A verdade é que, se a Rússia conseguir estes objectivos, a sua estratégia permanecerá intocável e vencedora, e é inevitável que volte a utilizá-la na consecução da grandiosa visão geopolítica de Putin, o que seria desastroso para o espaço civilizacional a que pertencemos.

Se a estratégia falhar, a Rússia terá de retrair, ver-se-á cada vez mais confinada ao seu espaço de soberania, com menos influência cultural, sem dimensão demográfica para escapar ao vórtice gravitacional da perda de poder, rodeada por espaços tecnologicamente mais desenvolvidos, mais populosos e mais poderosos.

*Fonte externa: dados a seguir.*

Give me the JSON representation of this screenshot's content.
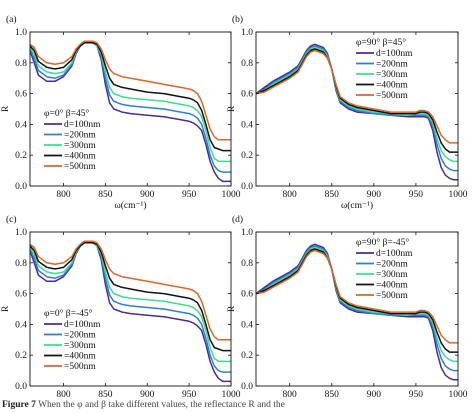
{
  "chart_data": [
    {
      "type": "line",
      "panel_label": "(a)",
      "legend_title": "φ=0° β=45°",
      "legend_placement": "bottom-left",
      "xlabel": "ω(cm⁻¹)",
      "ylabel": "R",
      "xlim": [
        760,
        1000
      ],
      "ylim": [
        0.0,
        1.0
      ],
      "x_ticks": [
        "800",
        "850",
        "900",
        "950",
        "1000"
      ],
      "y_ticks": [
        "0.0",
        "0.2",
        "0.4",
        "0.6",
        "0.8",
        "1.0"
      ],
      "x": [
        760,
        765,
        770,
        780,
        790,
        800,
        810,
        815,
        820,
        825,
        830,
        835,
        840,
        845,
        850,
        855,
        860,
        870,
        880,
        900,
        920,
        940,
        950,
        955,
        960,
        965,
        970,
        975,
        980,
        985,
        990,
        995,
        1000
      ],
      "series": [
        {
          "name": "d=100nm",
          "color": "#4b2a9a",
          "values": [
            0.88,
            0.8,
            0.72,
            0.68,
            0.68,
            0.71,
            0.78,
            0.86,
            0.91,
            0.93,
            0.93,
            0.93,
            0.91,
            0.82,
            0.66,
            0.54,
            0.5,
            0.48,
            0.47,
            0.46,
            0.45,
            0.43,
            0.42,
            0.41,
            0.39,
            0.36,
            0.27,
            0.16,
            0.09,
            0.05,
            0.03,
            0.03,
            0.03
          ]
        },
        {
          "name": "=200nm",
          "color": "#2d7fd6",
          "values": [
            0.89,
            0.83,
            0.75,
            0.71,
            0.7,
            0.72,
            0.79,
            0.87,
            0.91,
            0.93,
            0.93,
            0.93,
            0.91,
            0.84,
            0.7,
            0.59,
            0.55,
            0.53,
            0.52,
            0.51,
            0.5,
            0.48,
            0.47,
            0.46,
            0.44,
            0.4,
            0.31,
            0.2,
            0.13,
            0.1,
            0.09,
            0.09,
            0.09
          ]
        },
        {
          "name": "=300nm",
          "color": "#3ddc8f",
          "values": [
            0.9,
            0.86,
            0.78,
            0.74,
            0.73,
            0.74,
            0.8,
            0.87,
            0.91,
            0.93,
            0.93,
            0.93,
            0.91,
            0.86,
            0.74,
            0.64,
            0.6,
            0.58,
            0.57,
            0.56,
            0.55,
            0.53,
            0.52,
            0.51,
            0.49,
            0.45,
            0.36,
            0.25,
            0.18,
            0.16,
            0.16,
            0.16,
            0.16
          ]
        },
        {
          "name": "=400nm",
          "color": "#111111",
          "values": [
            0.91,
            0.88,
            0.81,
            0.77,
            0.76,
            0.77,
            0.82,
            0.88,
            0.91,
            0.93,
            0.93,
            0.93,
            0.92,
            0.87,
            0.78,
            0.7,
            0.66,
            0.64,
            0.63,
            0.61,
            0.6,
            0.58,
            0.57,
            0.56,
            0.54,
            0.49,
            0.4,
            0.3,
            0.25,
            0.24,
            0.23,
            0.23,
            0.23
          ]
        },
        {
          "name": "=500nm",
          "color": "#e0642a",
          "values": [
            0.92,
            0.9,
            0.84,
            0.8,
            0.79,
            0.8,
            0.84,
            0.89,
            0.92,
            0.94,
            0.94,
            0.94,
            0.93,
            0.89,
            0.82,
            0.76,
            0.73,
            0.71,
            0.7,
            0.68,
            0.66,
            0.64,
            0.63,
            0.62,
            0.6,
            0.55,
            0.46,
            0.37,
            0.32,
            0.3,
            0.3,
            0.3,
            0.3
          ]
        }
      ]
    },
    {
      "type": "line",
      "panel_label": "(b)",
      "legend_title": "φ=90° β=45°",
      "legend_placement": "top-right",
      "xlabel": "ω(cm⁻¹)",
      "ylabel": "R",
      "xlim": [
        760,
        1000
      ],
      "ylim": [
        0.0,
        1.0
      ],
      "x_ticks": [
        "800",
        "850",
        "900",
        "950",
        "1000"
      ],
      "y_ticks": [
        "0.0",
        "0.2",
        "0.4",
        "0.6",
        "0.8",
        "1.0"
      ],
      "x": [
        760,
        770,
        780,
        790,
        800,
        810,
        815,
        820,
        825,
        830,
        835,
        840,
        845,
        850,
        855,
        860,
        870,
        880,
        900,
        920,
        940,
        950,
        955,
        960,
        965,
        970,
        975,
        980,
        985,
        990,
        995,
        1000
      ],
      "series": [
        {
          "name": "d=100nm",
          "color": "#4b2a9a",
          "values": [
            0.6,
            0.64,
            0.68,
            0.71,
            0.74,
            0.78,
            0.83,
            0.88,
            0.91,
            0.92,
            0.91,
            0.9,
            0.86,
            0.76,
            0.62,
            0.54,
            0.5,
            0.48,
            0.47,
            0.46,
            0.45,
            0.45,
            0.45,
            0.45,
            0.44,
            0.36,
            0.22,
            0.12,
            0.07,
            0.05,
            0.04,
            0.04
          ]
        },
        {
          "name": "=200nm",
          "color": "#2d7fd6",
          "values": [
            0.6,
            0.63,
            0.67,
            0.7,
            0.73,
            0.77,
            0.82,
            0.87,
            0.9,
            0.91,
            0.9,
            0.89,
            0.85,
            0.76,
            0.63,
            0.55,
            0.51,
            0.49,
            0.47,
            0.46,
            0.46,
            0.46,
            0.46,
            0.46,
            0.45,
            0.39,
            0.27,
            0.18,
            0.13,
            0.11,
            0.1,
            0.1
          ]
        },
        {
          "name": "=300nm",
          "color": "#3ddc8f",
          "values": [
            0.6,
            0.62,
            0.66,
            0.69,
            0.72,
            0.76,
            0.81,
            0.86,
            0.89,
            0.9,
            0.89,
            0.88,
            0.84,
            0.76,
            0.64,
            0.56,
            0.52,
            0.5,
            0.48,
            0.47,
            0.46,
            0.47,
            0.47,
            0.47,
            0.46,
            0.41,
            0.31,
            0.23,
            0.19,
            0.17,
            0.16,
            0.16
          ]
        },
        {
          "name": "=400nm",
          "color": "#111111",
          "values": [
            0.6,
            0.62,
            0.65,
            0.68,
            0.71,
            0.75,
            0.8,
            0.85,
            0.88,
            0.89,
            0.88,
            0.87,
            0.83,
            0.76,
            0.65,
            0.57,
            0.53,
            0.51,
            0.49,
            0.47,
            0.47,
            0.47,
            0.48,
            0.48,
            0.47,
            0.43,
            0.35,
            0.28,
            0.24,
            0.22,
            0.22,
            0.22
          ]
        },
        {
          "name": "=500nm",
          "color": "#e0642a",
          "values": [
            0.6,
            0.61,
            0.64,
            0.67,
            0.7,
            0.74,
            0.79,
            0.84,
            0.87,
            0.88,
            0.87,
            0.86,
            0.83,
            0.76,
            0.66,
            0.58,
            0.54,
            0.52,
            0.5,
            0.48,
            0.48,
            0.48,
            0.49,
            0.49,
            0.48,
            0.45,
            0.39,
            0.33,
            0.3,
            0.28,
            0.28,
            0.28
          ]
        }
      ]
    },
    {
      "type": "line",
      "panel_label": "(c)",
      "legend_title": "φ=0° β=-45°",
      "legend_placement": "bottom-left",
      "xlabel": "ω(cm⁻¹)",
      "ylabel": "R",
      "xlim": [
        760,
        1000
      ],
      "ylim": [
        0.0,
        1.0
      ],
      "x_ticks": [
        "800",
        "850",
        "900",
        "950",
        "1000"
      ],
      "y_ticks": [
        "0.0",
        "0.2",
        "0.4",
        "0.6",
        "0.8",
        "1.0"
      ],
      "x": [
        760,
        765,
        770,
        780,
        790,
        800,
        810,
        815,
        820,
        825,
        830,
        835,
        840,
        845,
        850,
        855,
        860,
        870,
        880,
        900,
        920,
        940,
        950,
        955,
        960,
        965,
        970,
        975,
        980,
        985,
        990,
        995,
        1000
      ],
      "series": [
        {
          "name": "d=100nm",
          "color": "#4b2a9a",
          "values": [
            0.88,
            0.8,
            0.72,
            0.68,
            0.68,
            0.71,
            0.78,
            0.86,
            0.91,
            0.93,
            0.93,
            0.93,
            0.91,
            0.82,
            0.66,
            0.54,
            0.5,
            0.48,
            0.47,
            0.46,
            0.45,
            0.43,
            0.42,
            0.41,
            0.39,
            0.36,
            0.27,
            0.16,
            0.09,
            0.05,
            0.03,
            0.03,
            0.03
          ]
        },
        {
          "name": "=200nm",
          "color": "#2d7fd6",
          "values": [
            0.89,
            0.83,
            0.75,
            0.71,
            0.7,
            0.72,
            0.79,
            0.87,
            0.91,
            0.93,
            0.93,
            0.93,
            0.91,
            0.84,
            0.7,
            0.59,
            0.55,
            0.53,
            0.52,
            0.51,
            0.5,
            0.48,
            0.47,
            0.46,
            0.44,
            0.4,
            0.31,
            0.2,
            0.13,
            0.1,
            0.09,
            0.09,
            0.09
          ]
        },
        {
          "name": "=300nm",
          "color": "#3ddc8f",
          "values": [
            0.9,
            0.86,
            0.78,
            0.74,
            0.73,
            0.74,
            0.8,
            0.87,
            0.91,
            0.93,
            0.93,
            0.93,
            0.91,
            0.86,
            0.74,
            0.64,
            0.6,
            0.58,
            0.57,
            0.56,
            0.55,
            0.53,
            0.52,
            0.51,
            0.49,
            0.45,
            0.36,
            0.25,
            0.18,
            0.16,
            0.16,
            0.16,
            0.16
          ]
        },
        {
          "name": "=400nm",
          "color": "#111111",
          "values": [
            0.91,
            0.88,
            0.81,
            0.77,
            0.76,
            0.77,
            0.82,
            0.88,
            0.91,
            0.93,
            0.93,
            0.93,
            0.92,
            0.87,
            0.78,
            0.7,
            0.66,
            0.64,
            0.63,
            0.61,
            0.6,
            0.58,
            0.57,
            0.56,
            0.54,
            0.49,
            0.4,
            0.3,
            0.25,
            0.24,
            0.23,
            0.23,
            0.23
          ]
        },
        {
          "name": "=500nm",
          "color": "#e0642a",
          "values": [
            0.92,
            0.9,
            0.84,
            0.8,
            0.79,
            0.8,
            0.84,
            0.89,
            0.92,
            0.94,
            0.94,
            0.94,
            0.93,
            0.89,
            0.82,
            0.76,
            0.73,
            0.71,
            0.7,
            0.68,
            0.66,
            0.64,
            0.63,
            0.62,
            0.6,
            0.55,
            0.46,
            0.37,
            0.32,
            0.3,
            0.3,
            0.3,
            0.3
          ]
        }
      ]
    },
    {
      "type": "line",
      "panel_label": "(d)",
      "legend_title": "φ=90° β=-45°",
      "legend_placement": "top-right",
      "xlabel": "ω(cm⁻¹)",
      "ylabel": "R",
      "xlim": [
        760,
        1000
      ],
      "ylim": [
        0.0,
        1.0
      ],
      "x_ticks": [
        "800",
        "850",
        "900",
        "950",
        "1000"
      ],
      "y_ticks": [
        "0.0",
        "0.2",
        "0.4",
        "0.6",
        "0.8",
        "1.0"
      ],
      "x": [
        760,
        770,
        780,
        790,
        800,
        810,
        815,
        820,
        825,
        830,
        835,
        840,
        845,
        850,
        855,
        860,
        870,
        880,
        900,
        920,
        940,
        950,
        955,
        960,
        965,
        970,
        975,
        980,
        985,
        990,
        995,
        1000
      ],
      "series": [
        {
          "name": "d=100nm",
          "color": "#4b2a9a",
          "values": [
            0.6,
            0.64,
            0.68,
            0.71,
            0.74,
            0.78,
            0.83,
            0.88,
            0.91,
            0.92,
            0.91,
            0.9,
            0.86,
            0.76,
            0.62,
            0.54,
            0.5,
            0.48,
            0.47,
            0.46,
            0.45,
            0.45,
            0.45,
            0.45,
            0.44,
            0.36,
            0.22,
            0.12,
            0.07,
            0.05,
            0.04,
            0.04
          ]
        },
        {
          "name": "=200nm",
          "color": "#2d7fd6",
          "values": [
            0.6,
            0.63,
            0.67,
            0.7,
            0.73,
            0.77,
            0.82,
            0.87,
            0.9,
            0.91,
            0.9,
            0.89,
            0.85,
            0.76,
            0.63,
            0.55,
            0.51,
            0.49,
            0.47,
            0.46,
            0.46,
            0.46,
            0.46,
            0.46,
            0.45,
            0.39,
            0.27,
            0.18,
            0.13,
            0.11,
            0.1,
            0.1
          ]
        },
        {
          "name": "=300nm",
          "color": "#3ddc8f",
          "values": [
            0.6,
            0.62,
            0.66,
            0.69,
            0.72,
            0.76,
            0.81,
            0.86,
            0.89,
            0.9,
            0.89,
            0.88,
            0.84,
            0.76,
            0.64,
            0.56,
            0.52,
            0.5,
            0.48,
            0.47,
            0.46,
            0.47,
            0.47,
            0.47,
            0.46,
            0.41,
            0.31,
            0.23,
            0.19,
            0.17,
            0.16,
            0.16
          ]
        },
        {
          "name": "=400nm",
          "color": "#111111",
          "values": [
            0.6,
            0.62,
            0.65,
            0.68,
            0.71,
            0.75,
            0.8,
            0.85,
            0.88,
            0.89,
            0.88,
            0.87,
            0.83,
            0.76,
            0.65,
            0.57,
            0.53,
            0.51,
            0.49,
            0.47,
            0.47,
            0.47,
            0.48,
            0.48,
            0.47,
            0.43,
            0.35,
            0.28,
            0.24,
            0.22,
            0.22,
            0.22
          ]
        },
        {
          "name": "=500nm",
          "color": "#e0642a",
          "values": [
            0.6,
            0.61,
            0.64,
            0.67,
            0.7,
            0.74,
            0.79,
            0.84,
            0.87,
            0.88,
            0.87,
            0.86,
            0.83,
            0.76,
            0.66,
            0.58,
            0.54,
            0.52,
            0.5,
            0.48,
            0.48,
            0.48,
            0.49,
            0.49,
            0.48,
            0.45,
            0.39,
            0.33,
            0.3,
            0.28,
            0.28,
            0.28
          ]
        }
      ]
    }
  ],
  "caption": {
    "label": "Figure 7",
    "text": " When the φ and β take different values, the reflectance R and the"
  }
}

Uma vez perdida, por eventual transição energética, a caixa registadora que garante dólares e euros, a Rússia, ou muda por dentro, ou tenderá a ser um gigantesco estado pária, de quem todos desconfiam, à imagem da Coreia do Norte, protegido por detrás das suas armas nucleares e fazendo, de vez em quando, notar a sua existência, pela mero lançamento de mísseis, ou anúncio de uma nova arma invencível.

Como é evidente, é do nosso máximo interesse que a estratégia russa falhe e, para que isso aconteça, há que jogar a cartada mais lógica: apetrechar atempadamente a Ucrânia com o que necessita para expulsar a Rússia dos territórios que ocupa. Só isso refutará a sua estratégia, só isso a fará desistir dos seus sonhos imperiais, só isso manterá a Ucrânia e os seus vastos recursos fora do alcance da nomenklatura russa e, por conseguinte, só isso assegurará a paz na Europa!

Neste momento, o que se passa na Ucrânia, mais do que uma guerra de atricção, é uma luta de vontades.

O problema é que Putin ainda acredita que a dele é mais forte que a dos ucranianos ou a do Ocidente.